Perché utilizziamo il quarzo antideflagrante nei riscaldatori da bagno
Se avete mai messo un riscaldatore a infrarossi sotto la doccia, conoscete bene quella sensazione di calore immediato non appena si esce dall’acqua. Tuttavia, c’è un problema nascosto: lo shock termico.
Immaginate un tubo di quarzo che raggiunge temperature di 600°C… e all’improvviso una goccia d’acqua fredda lo colpisce. Con un tubo normale, questo può causare gravi danni: il vetro si restringe troppo rapidamente e si frantuma. Non è certo l’esperienza desiderata nel proprio bagno.
Il segreto del vetro
Per evitare che il vetro si frantumi, utilizziamo il quarzo antideflagrante. Non si tratta di magia: semplicemente, il quarzo viene trattato in modo speciale. Questi tubi vengono sottoposti a processi di tempra e ricevono uno strato protettivo che li aiuta ad affrontare i bruschi cambiamenti di temperatura.
Quindi, quando una goccia d’acqua colpisce il tubo? Il quarzo riesce ad assorbire l’energia senza rompersi. Niente crepe, niente problemi.
Aumentiamo anche la potenza
Vogliamo che si percepisca il calore non appena si preme l’interruttore. Poiché il riscaldatore emette radiazioni a breve lunghezza d’onda, il calore agisce direttamente sulla pelle. È veloce… davvero veloce.
Mantenere tutto sicuro e asciutto
L’acqua ed elettricità non vanno d’accordo… per questo queste lampade vengono inserite in involucri impermeabili (cerchiate un grado di protezione IPX4 o superiore). In questo modo, il vapore non può entrare nei terminali elettrici.

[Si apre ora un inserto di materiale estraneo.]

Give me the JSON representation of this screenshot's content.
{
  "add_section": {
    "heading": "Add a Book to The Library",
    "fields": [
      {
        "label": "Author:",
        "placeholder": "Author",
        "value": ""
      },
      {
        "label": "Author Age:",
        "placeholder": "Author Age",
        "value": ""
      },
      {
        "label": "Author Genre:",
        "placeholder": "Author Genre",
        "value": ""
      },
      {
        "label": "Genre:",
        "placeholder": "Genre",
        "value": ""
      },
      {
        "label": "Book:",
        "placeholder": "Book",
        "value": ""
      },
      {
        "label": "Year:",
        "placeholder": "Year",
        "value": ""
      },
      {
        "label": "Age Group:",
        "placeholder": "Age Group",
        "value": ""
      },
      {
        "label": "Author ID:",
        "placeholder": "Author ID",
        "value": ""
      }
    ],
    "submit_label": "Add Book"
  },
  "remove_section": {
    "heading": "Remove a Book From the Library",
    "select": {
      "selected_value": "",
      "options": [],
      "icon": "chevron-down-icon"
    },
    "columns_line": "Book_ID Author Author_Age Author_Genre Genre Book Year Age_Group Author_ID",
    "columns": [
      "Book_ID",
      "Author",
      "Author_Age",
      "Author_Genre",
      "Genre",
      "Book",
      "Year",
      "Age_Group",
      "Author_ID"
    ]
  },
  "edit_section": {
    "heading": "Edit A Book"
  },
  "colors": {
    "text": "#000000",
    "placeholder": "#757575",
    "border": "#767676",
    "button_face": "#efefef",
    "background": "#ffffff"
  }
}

Utilizziamo anche connettori rinforzati. Poiché il metallo e il vetro si espandono e contraggono con il passare del tempo, ci assicuriamo che nulla si allenti nel tempo.
Un piccolo consiglio: controllate i cavi. Queste lampade richiedono molta energia… se i cavi sono troppo sottili, la tensione diminuirà e il riscaldatore non funzionerà correttamente.
Un piccolo errore che può distruggere il riscaldatore
C’è una cosa importante da ricordare: non toccate il vetro. La pelle contiene oli naturali… se toccate il quarzo durante l’installazione, rimarrà lì uno strato di olio. Quando il riscaldatore si riscalda, questo strato di olio crea dei punti di surriscaldamento. Il vetro si danneggia e, alla fine, si rompe.
Prima di accendere il riscaldatore per la prima volta, pulite i tubi con dell’alcol isopropilico. Ci vogliono solo dieci secondi… e così il riscaldatore durerà molto di più.